With one of the strictest border policies in the COVID era, Australia has been mostly closed off to foreign visitors for nearly two years, but that is about to come to an end. Beginning Feb. 21, fully vaccinated travelers can enter Australia for vacation and business travel. Unvaccinated visitors can apply for a medical exemption with proof that they have a medical issue that prevents them from getting vaccinated.
Australia was set to reopen late last year but delayed the process when the highly contagious omicron variant was brought in by two Australians returning from southern Africa. The strictness of federal and state protocols was brought to the forefront when top-seeded nine-time Australian Open champion Novak Djokovic was deported from Australia just before the start of the tennis tournament.
“Events earlier in the year should have sent a very clear message, I think, to everyone around the world that that is the requirement to enter into Australia,” Prime Minister Scott Morrison said.

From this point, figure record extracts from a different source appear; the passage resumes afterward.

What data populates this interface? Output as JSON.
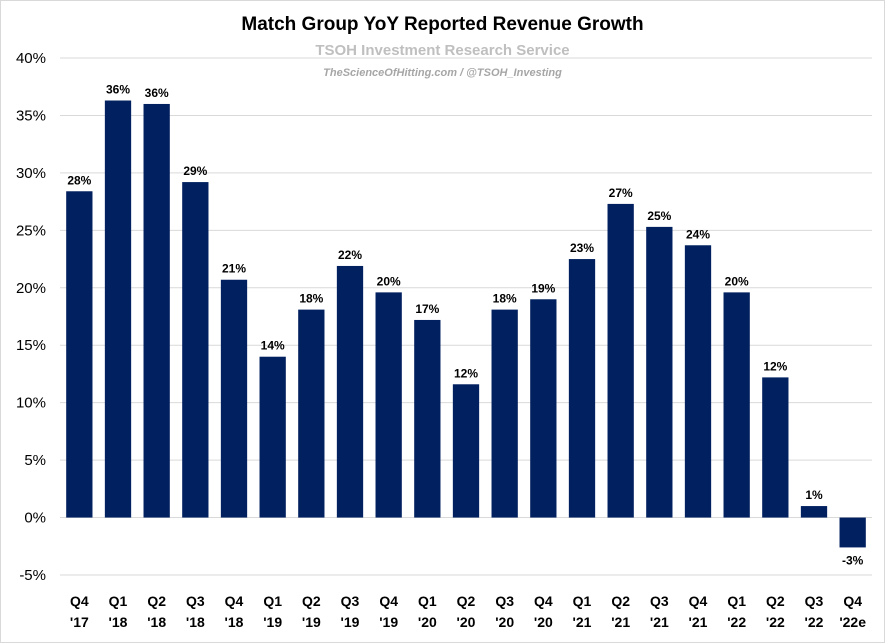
{
  "chart_data": {
    "type": "bar",
    "title": "Match Group YoY Reported Revenue Growth",
    "subtitle": "TSOH Investment Research Service",
    "source": "TheScienceOfHitting.com / @TSOH_Investing",
    "xlabel": "",
    "ylabel": "",
    "ylim": [
      -5,
      40
    ],
    "yticks": [
      "-5%",
      "0%",
      "5%",
      "10%",
      "15%",
      "20%",
      "25%",
      "30%",
      "35%",
      "40%"
    ],
    "ytick_values": [
      -5,
      0,
      5,
      10,
      15,
      20,
      25,
      30,
      35,
      40
    ],
    "grid": true,
    "legend": "none",
    "bar_color": "#002060",
    "categories": [
      [
        "Q4",
        "'17"
      ],
      [
        "Q1",
        "'18"
      ],
      [
        "Q2",
        "'18"
      ],
      [
        "Q3",
        "'18"
      ],
      [
        "Q4",
        "'18"
      ],
      [
        "Q1",
        "'19"
      ],
      [
        "Q2",
        "'19"
      ],
      [
        "Q3",
        "'19"
      ],
      [
        "Q4",
        "'19"
      ],
      [
        "Q1",
        "'20"
      ],
      [
        "Q2",
        "'20"
      ],
      [
        "Q3",
        "'20"
      ],
      [
        "Q4",
        "'20"
      ],
      [
        "Q1",
        "'21"
      ],
      [
        "Q2",
        "'21"
      ],
      [
        "Q3",
        "'21"
      ],
      [
        "Q4",
        "'21"
      ],
      [
        "Q1",
        "'22"
      ],
      [
        "Q2",
        "'22"
      ],
      [
        "Q3",
        "'22"
      ],
      [
        "Q4",
        "'22e"
      ]
    ],
    "values": [
      28.4,
      36.3,
      36.0,
      29.2,
      20.7,
      14.0,
      18.1,
      21.9,
      19.6,
      17.2,
      11.6,
      18.1,
      19.0,
      22.5,
      27.3,
      25.3,
      23.7,
      19.6,
      12.2,
      1.0,
      -2.6
    ],
    "data_labels": [
      "28%",
      "36%",
      "36%",
      "29%",
      "21%",
      "14%",
      "18%",
      "22%",
      "20%",
      "17%",
      "12%",
      "18%",
      "19%",
      "23%",
      "27%",
      "25%",
      "24%",
      "20%",
      "12%",
      "1%",
      "-3%"
    ]
  }
}
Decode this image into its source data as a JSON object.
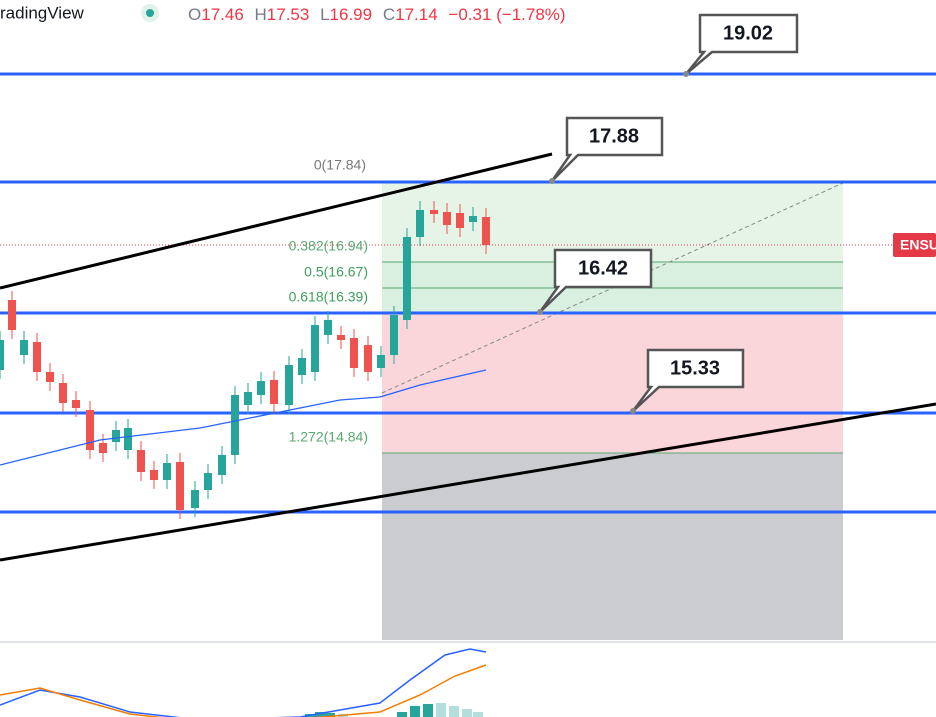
{
  "header": {
    "brand": "radingView",
    "ohlc": [
      {
        "key": "O",
        "value": "17.46"
      },
      {
        "key": "H",
        "value": "17.53"
      },
      {
        "key": "L",
        "value": "16.99"
      },
      {
        "key": "C",
        "value": "17.14"
      }
    ],
    "change": "−0.31 (−1.78%)"
  },
  "fib_levels": [
    "0(17.84)",
    "0.382(16.94)",
    "0.5(16.67)",
    "0.618(16.39)",
    "1.272(14.84)"
  ],
  "price_callouts": [
    "19.02",
    "17.88",
    "16.42",
    "15.33"
  ],
  "symbol_tag": "ENSU"
}
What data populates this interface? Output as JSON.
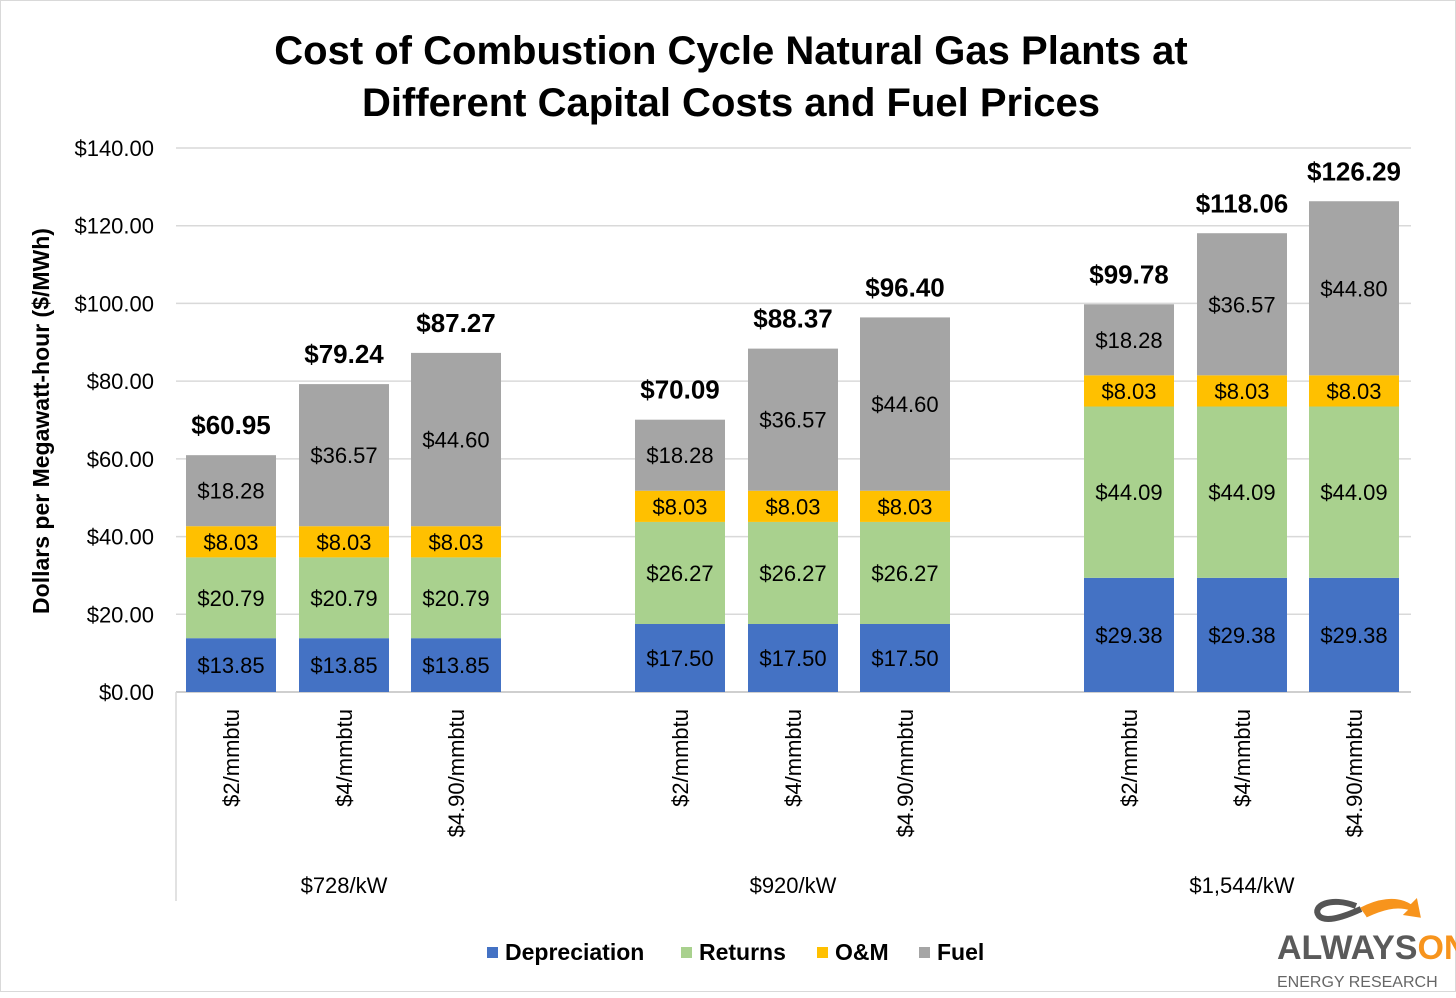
{
  "chart_data": {
    "type": "bar",
    "stacked": true,
    "title": [
      "Cost of Combustion Cycle Natural Gas Plants at",
      "Different Capital Costs and Fuel Prices"
    ],
    "ylabel": "Dollars per Megawatt-hour ($/MWh)",
    "ylim": [
      0,
      140
    ],
    "yticks": [
      0,
      20,
      40,
      60,
      80,
      100,
      120,
      140
    ],
    "ytick_labels": [
      "$0.00",
      "$20.00",
      "$40.00",
      "$60.00",
      "$80.00",
      "$100.00",
      "$120.00",
      "$140.00"
    ],
    "grid": true,
    "groups": [
      {
        "label": "$728/kW",
        "categories": [
          "$2/mmbtu",
          "$4/mmbtu",
          "$4.90/mmbtu"
        ]
      },
      {
        "label": "$920/kW",
        "categories": [
          "$2/mmbtu",
          "$4/mmbtu",
          "$4.90/mmbtu"
        ]
      },
      {
        "label": "$1,544/kW",
        "categories": [
          "$2/mmbtu",
          "$4/mmbtu",
          "$4.90/mmbtu"
        ]
      }
    ],
    "series": [
      {
        "name": "Depreciation",
        "color": "#4472C4",
        "values": [
          13.85,
          13.85,
          13.85,
          17.5,
          17.5,
          17.5,
          29.38,
          29.38,
          29.38
        ]
      },
      {
        "name": "Returns",
        "color": "#A9D18E",
        "values": [
          20.79,
          20.79,
          20.79,
          26.27,
          26.27,
          26.27,
          44.09,
          44.09,
          44.09
        ]
      },
      {
        "name": "O&M",
        "color": "#FFC000",
        "values": [
          8.03,
          8.03,
          8.03,
          8.03,
          8.03,
          8.03,
          8.03,
          8.03,
          8.03
        ]
      },
      {
        "name": "Fuel",
        "color": "#A5A5A5",
        "values": [
          18.28,
          36.57,
          44.6,
          18.28,
          36.57,
          44.6,
          18.28,
          36.57,
          44.8
        ]
      }
    ],
    "totals": [
      60.95,
      79.24,
      87.27,
      70.09,
      88.37,
      96.4,
      99.78,
      118.06,
      126.29
    ],
    "legend_position": "bottom"
  },
  "logo": {
    "brand_a": "ALWAYS",
    "brand_b": "ON",
    "sub": "ENERGY RESEARCH"
  }
}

The country will be entering the final month of its summer tourist season when the new policy goes into effect, and individual states will still have varying protocols. Western Australia, home to Perth, has the strictest controls, requiring a 14-day quarantine and allowing only 265 international visitors per week.
Tourism is a major part of Australia’s economy, and companies whose livelihood depends on international travel have been lobbying the government to reopen.
“Australian tourism businesses will rejoice in the news that our borders will reopen to all international travelers,” Australian Tourism Export Council managing director Peter Shelley told the Associated Press.
“It’s been a long, hard and desperate road for every tourism business across the country and we have lost many along the way, but this news will give those who have survived a clear target to work towards and a start point for the rebuilding of the industry.”